Дарио приказал кучеру подняться на Пинчо: это обязательная прогулка в погожие, ясные послеполуденные часы. Они выехали на Пьяцца-дель-Пополо, самую правильную по форме римскую площадь, где легче всего дышится, где симметрично расположены истоки улиц и церкви, где посредине возвышается обелиск, а по обе стороны белеющей мостовой, между степенных, позолоченных солнцем зданий, темнеют одинаковые купы деревьев. Свернув направо, экипаж стал подниматься по склону Пинчо; сильно петлявшая дорога была великолепна: барельефы, статуи, фонтаны — подлинный апофеоз мрамора, воспоминание о древнем Риме, возникавшее среди зелени склонов. Сад на самом верху показался Пьеру совсем маленьким: что-то вроде большого сквера, квадрат, перерезанный четырьмя аллеями, по которым только и мог двигаться нескончаемый поток экипажей. Вереница бюстов знаменитых людей древней и новой Италии окаймляет эти аллеи.

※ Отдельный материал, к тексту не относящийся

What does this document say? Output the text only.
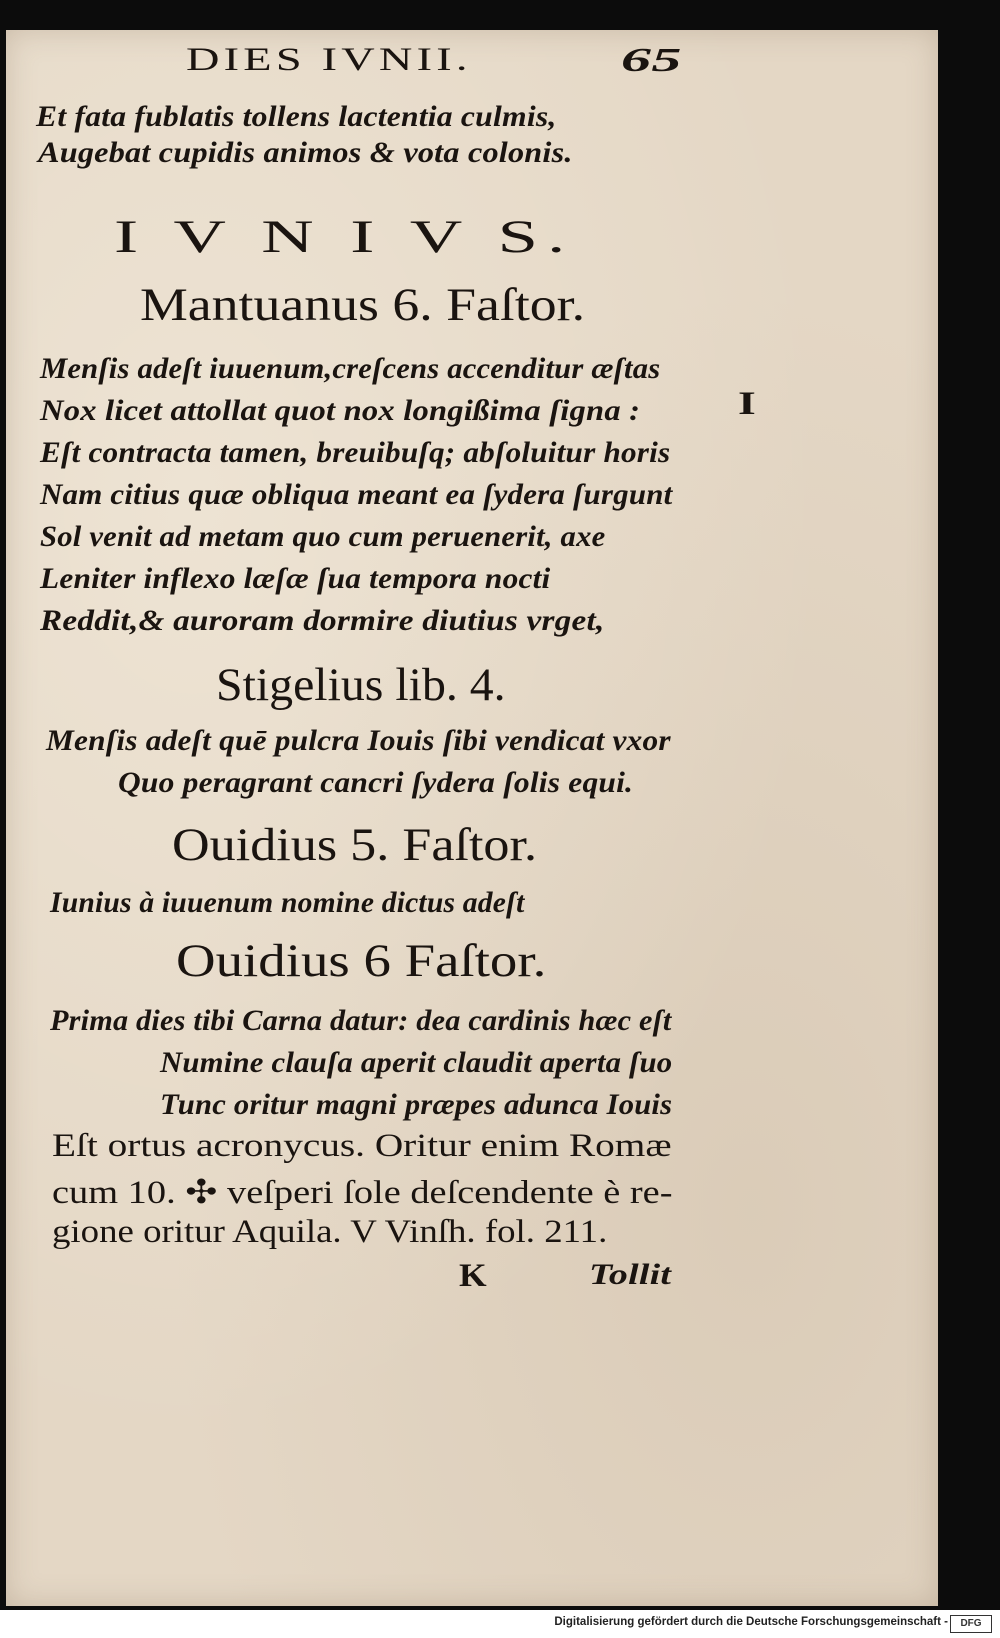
DIES IVNII.	65
Et fata fublatis tollens lactentia culmis,
Augebat cupidis animos & vota colonis.
I V N I V S.
Mantuanus 6. Faſtor.
Menſis adeſt iuuenum,creſcens accenditur æſtas
Nox licet attollat quot nox longißima ſigna :	I
Eſt contracta tamen, breuibuſq; abſoluitur horis
Nam citius quæ obliqua meant ea ſydera ſurgunt
Sol venit ad metam quo cum peruenerit, axe
Leniter inflexo læſæ ſua tempora nocti
Reddit,& auroram dormire diutius vrget,
Stigelius lib. 4.
Menſis adeſt quē pulcra Iouis ſibi vendicat vxor
Quo peragrant cancri ſydera ſolis equi.
Ouidius 5. Faſtor.
Iunius à iuuenum nomine dictus adeſt
Ouidius 6 Faſtor.
Prima dies tibi Carna datur: dea cardinis hæc eſt
Numine clauſa aperit claudit aperta ſuo
Tunc oritur magni præpes adunca Iouis
Eſt ortus acronycus. Oritur enim Romæ
cum 10. ✣ veſperi ſole deſcendente è re-
gione oritur Aquila. V Vinſh. fol. 211.
K	Tollit
Digitalisierung gefördert durch die Deutsche Forschungsgemeinschaft -	DFG
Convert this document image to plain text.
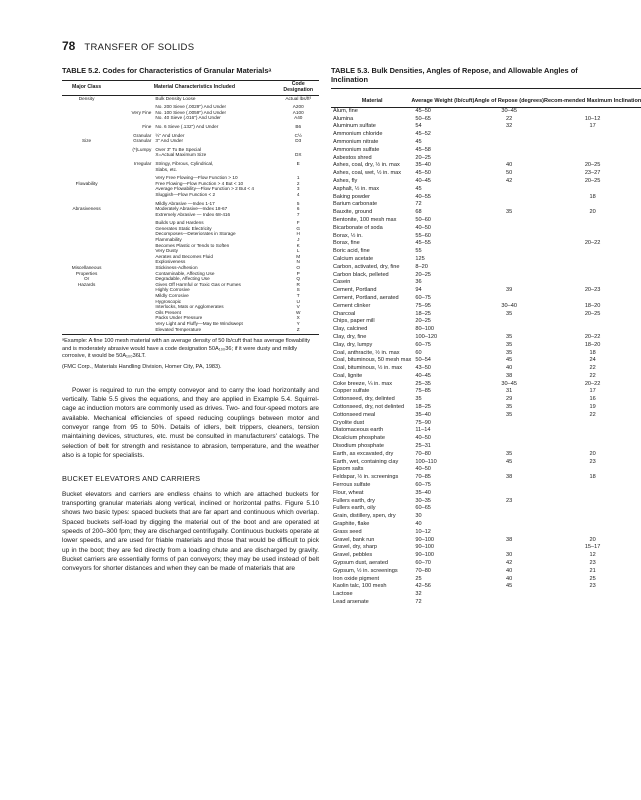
78 TRANSFER OF SOLIDS
TABLE 5.2. Codes for Characteristics of Granular Materialsᵃ
Major Class	Material Characteristics Included		Code Designation
Density		Bulk Density Loose	Actual lbs/ft³

		No. 200 Sieve (.0029") And Under	A200
	Very Fine	No. 100 Sieve (.0059") And Under	A100
		No. 40 Sieve (.016") And Under	A40

	Fine	No. 6 Sieve (.132") And Under	B6

	Granular	½" And Under	C½
Size	Granular	3" And Under	D3

	(*)Lumpy	Over 3" To Be Special	
		X=Actual Maximum Size	DX

	Irregular	Stringy, Fibrous, Cylindrical,	E
		Slabs, etc.	

		Very Free Flowing—Flow Function > 10	1
Flowability		Free Flowing—Flow Function > 4 But < 10	2
		Average Flowability—Flow Function > 2 But < 4	3
		Sluggish—Flow Function < 2	4

		Mildly Abrasive —Index 1-17	5
Abrasiveness		Moderately Abrasive—Index 18-67	6
		Extremely Abrasive — Index 68-416	7

		Builds Up and Hardens	F
		Generates Static Electricity	G
		Decomposes—Deteriorates in Storage	H
		Flammability	J
		Becomes Plastic or Tends to Soften	K
		Very Dusty	L
		Aerates and Becomes Fluid	M
		Explosiveness	N
Miscellaneous		Stickiness-Adhesion	O
Properties		Contaminable, Affecting Use	P
Or		Degradable, Affecting Use	Q
Hazards		Gives Off Harmful or Toxic Gas or Fumes	R
		Highly Corrosive	S
		Mildly Corrosive	T
		Hygroscopic	U
		Interlocks, Mats or Agglomerates	V
		Oils Present	W
		Packs Under Pressure	X
		Very Light and Fluffy—May Be Windswept	Y
		Elevated Temperature	Z

ᵃExample: A fine 100 mesh material with an average density of 50 lb/cuft that has average flowability and is moderately abrasive would have a code designation 50A₁₀₀36; if it were dusty and mildly corrosive, it would be 50A₁₀₀36LT.
(FMC Corp., Materials Handling Division, Homer City, PA, 1983).

Power is required to run the empty conveyor and to carry the load horizontally and vertically. Table 5.5 gives the equations, and they are applied in Example 5.4. Squirrel-cage ac induction motors are commonly used as drives. Two- and four-speed motors are available. Mechanical efficiencies of speed reducing couplings between motor and conveyor range from 95 to 50%. Details of idlers, belt trippers, cleaners, tension maintaining devices, structures, etc. must be consulted in manufacturers' catalogs. The selection of belt for strength and resistance to abrasion, temperature, and the weather also is a topic for specialists.

BUCKET ELEVATORS AND CARRIERS

Bucket elevators and carriers are endless chains to which are attached buckets for transporting granular materials along vertical, inclined or horizontal paths. Figure 5.10 shows two basic types: spaced buckets that are far apart and continuous which overlap. Spaced buckets self-load by digging the material out of the boot and are operated at speeds of 200–300 fpm; they are discharged centrifugally. Continuous buckets operate at lower speeds, and are used for friable materials and those that would be difficult to pick up in the boot; they are fed directly from a loading chute and are discharged by gravity. Bucket carriers are essentially forms of pan conveyors; they may be used instead of belt conveyors for shorter distances and when they can be made of materials that are

TABLE 5.3. Bulk Densities, Angles of Repose, and Allowable Angles of Inclination

Material	Average Weight (lb/cuft)	Angle of Repose (degrees)	Recom-mended Maximum Inclination
Alum, fine	45–50	30–45	
Alumina	50–65	22	10–12
Aluminum sulfate	54	32	17
Ammonium chloride	45–52		
Ammonium nitrate	45		
Ammonium sulfate	45–58		
Asbestos shred	20–25		
Ashes, coal, dry, ½ in. max	35–40	40	20–25
Ashes, coal, wet, ½ in. max	45–50	50	23–27
Ashes, fly	40–45	42	20–25
Asphalt, ½ in. max	45		
Baking powder	40–55		18
Barium carbonate	72		
Bauxite, ground	68	35	20
Bentonite, 100 mesh max	50–60		
Bicarbonate of soda	40–50		
Borax, ½ in.	55–60		
Borax, fine	45–55		20–22
Boric acid, fine	55		
Calcium acetate	125		
Carbon, activated, dry, fine	8–20		
Carbon black, pelleted	20–25		
Casein	36		
Cement, Portland	94	39	20–23
Cement, Portland, aerated	60–75		
Cement clinker	75–95	30–40	18–20
Charcoal	18–25	35	20–25
Chips, paper mill	20–25		
Clay, calcined	80–100		
Clay, dry, fine	100–120	35	20–22
Clay, dry, lumpy	60–75	35	18–20
Coal, anthracite, ½ in. max	60	35	18
Coal, bituminous, 50 mesh max	50–54	45	24
Coal, bituminous, ½ in. max	43–50	40	22
Coal, lignite	40–45	38	22
Coke breeze, ¼ in. max	25–35	30–45	20–22
Copper sulfate	75–85	31	17
Cottonseed, dry, delinted	35	29	16
Cottonseed, dry, not delinted	18–25	35	19
Cottonseed meal	35–40	35	22
Cryolite dust	75–90		
Diatomaceous earth	11–14		
Dicalcium phosphate	40–50		
Disodium phosphate	25–31		
Earth, as excavated, dry	70–80	35	20
Earth, wet, containing clay	100–110	45	23
Epsom salts	40–50		
Feldspar, ½ in. screenings	70–85	38	18
Ferrous sulfate	60–75		
Flour, wheat	35–40		
Fullers earth, dry	30–35	23	
Fullers earth, oily	60–65		
Grain, distillery, spen, dry	30		
Graphite, flake	40		
Grass seed	10–12		
Gravel, bank run	90–100	38	20
Gravel, dry, sharp	90–100		15–17
Gravel, pebbles	90–100	30	12
Gypsum dust, aerated	60–70	42	23
Gypsum, ½ in. screenings	70–80	40	21
Iron oxide pigment	25	40	25
Kaolin talc, 100 mesh	42–56	45	23
Lactose	32		
Lead arsenate	72		
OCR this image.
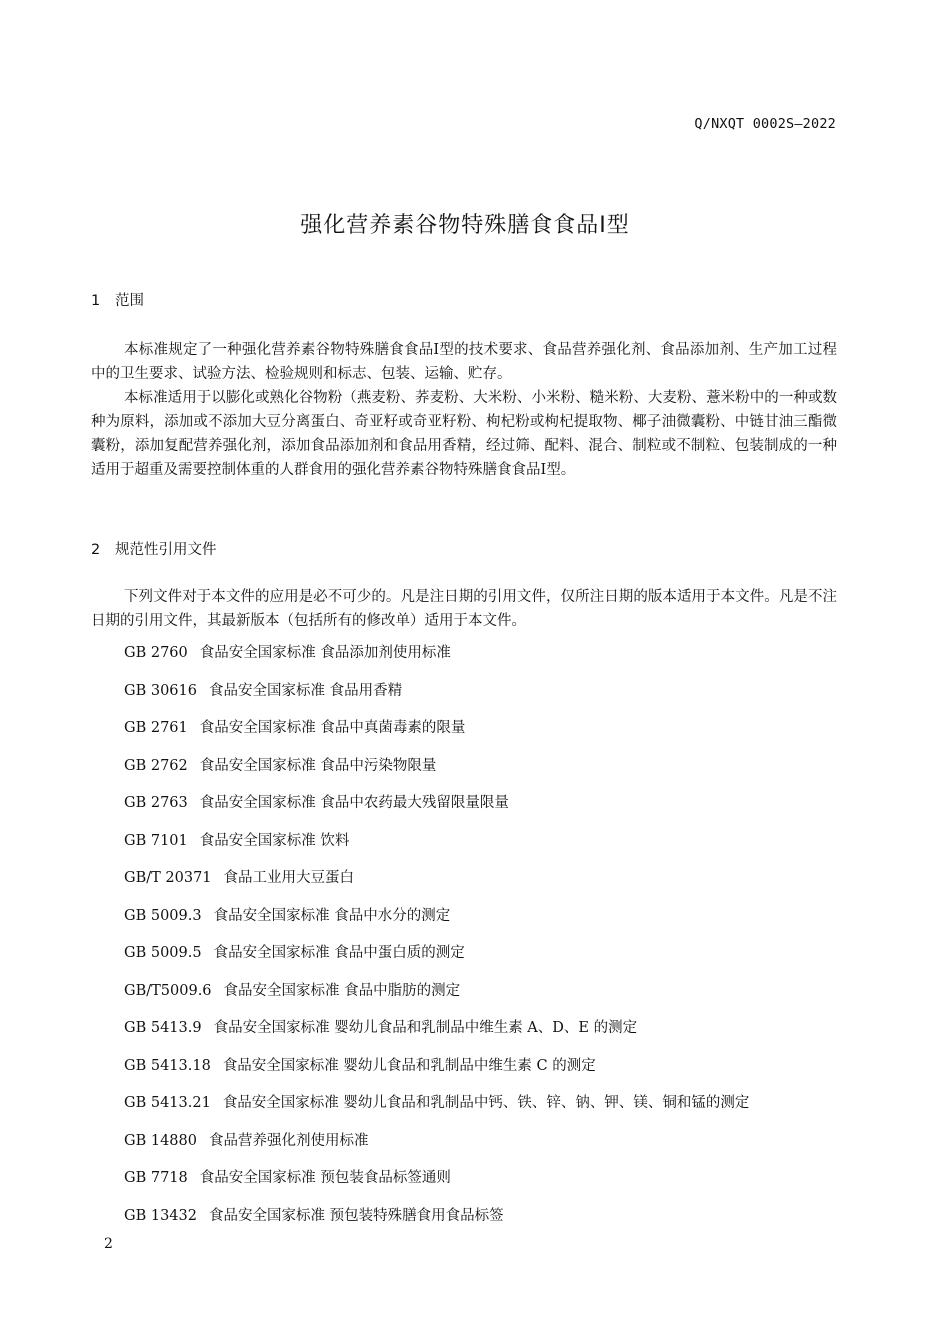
Q/NXQT 0002S—2022
强化营养素谷物特殊膳食食品Ⅰ型
1 范围

本标准规定了一种强化营养素谷物特殊膳食食品Ⅰ型的技术要求、食品营养强化剂、食品添加剂、生产加工过程中的卫生要求、试验方法、检验规则和标志、包装、运输、贮存。

本标准适用于以膨化或熟化谷物粉（燕麦粉、荞麦粉、大米粉、小米粉、糙米粉、大麦粉、薏米粉中的一种或数种为原料，添加或不添加大豆分离蛋白、奇亚籽或奇亚籽粉、枸杞粉或枸杞提取物、椰子油微囊粉、中链甘油三酯微囊粉，添加复配营养强化剂，添加食品添加剂和食品用香精，经过筛、配料、混合、制粒或不制粒、包装制成的一种适用于超重及需要控制体重的人群食用的强化营养素谷物特殊膳食食品Ⅰ型。

2 规范性引用文件

下列文件对于本文件的应用是必不可少的。凡是注日期的引用文件，仅所注日期的版本适用于本文件。凡是不注日期的引用文件，其最新版本（包括所有的修改单）适用于本文件。

GB 2760 食品安全国家标准 食品添加剂使用标准
GB 30616 食品安全国家标准 食品用香精
GB 2761 食品安全国家标准 食品中真菌毒素的限量
GB 2762 食品安全国家标准 食品中污染物限量
GB 2763 食品安全国家标准 食品中农药最大残留限量限量
GB 7101 食品安全国家标准 饮料
GB/T 20371 食品工业用大豆蛋白
GB 5009.3 食品安全国家标准 食品中水分的测定
GB 5009.5 食品安全国家标准 食品中蛋白质的测定
GB/T5009.6 食品安全国家标准 食品中脂肪的测定
GB 5413.9 食品安全国家标准 婴幼儿食品和乳制品中维生素 A、D、E 的测定
GB 5413.18 食品安全国家标准 婴幼儿食品和乳制品中维生素 C 的测定
GB 5413.21 食品安全国家标准 婴幼儿食品和乳制品中钙、铁、锌、钠、钾、镁、铜和锰的测定
GB 14880 食品营养强化剂使用标准
GB 7718 食品安全国家标准 预包装食品标签通则
GB 13432 食品安全国家标准 预包装特殊膳食用食品标签
2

Но священник залюбовался деревьями самых разнообразных и редких пород, весьма тщательно подобранными и ухоженными; почти сплошь вечнозеленые, они зимой и летом сохраняли восхитительную тенистую крону, расцвеченную всеми мыслимыми оттенками зеленого цвета. Экипаж вновь и вновь сворачивал в прекрасные, овеянные свежестью аллеи, следуя за непрерывным, неиссякаемым потоком других экипажей.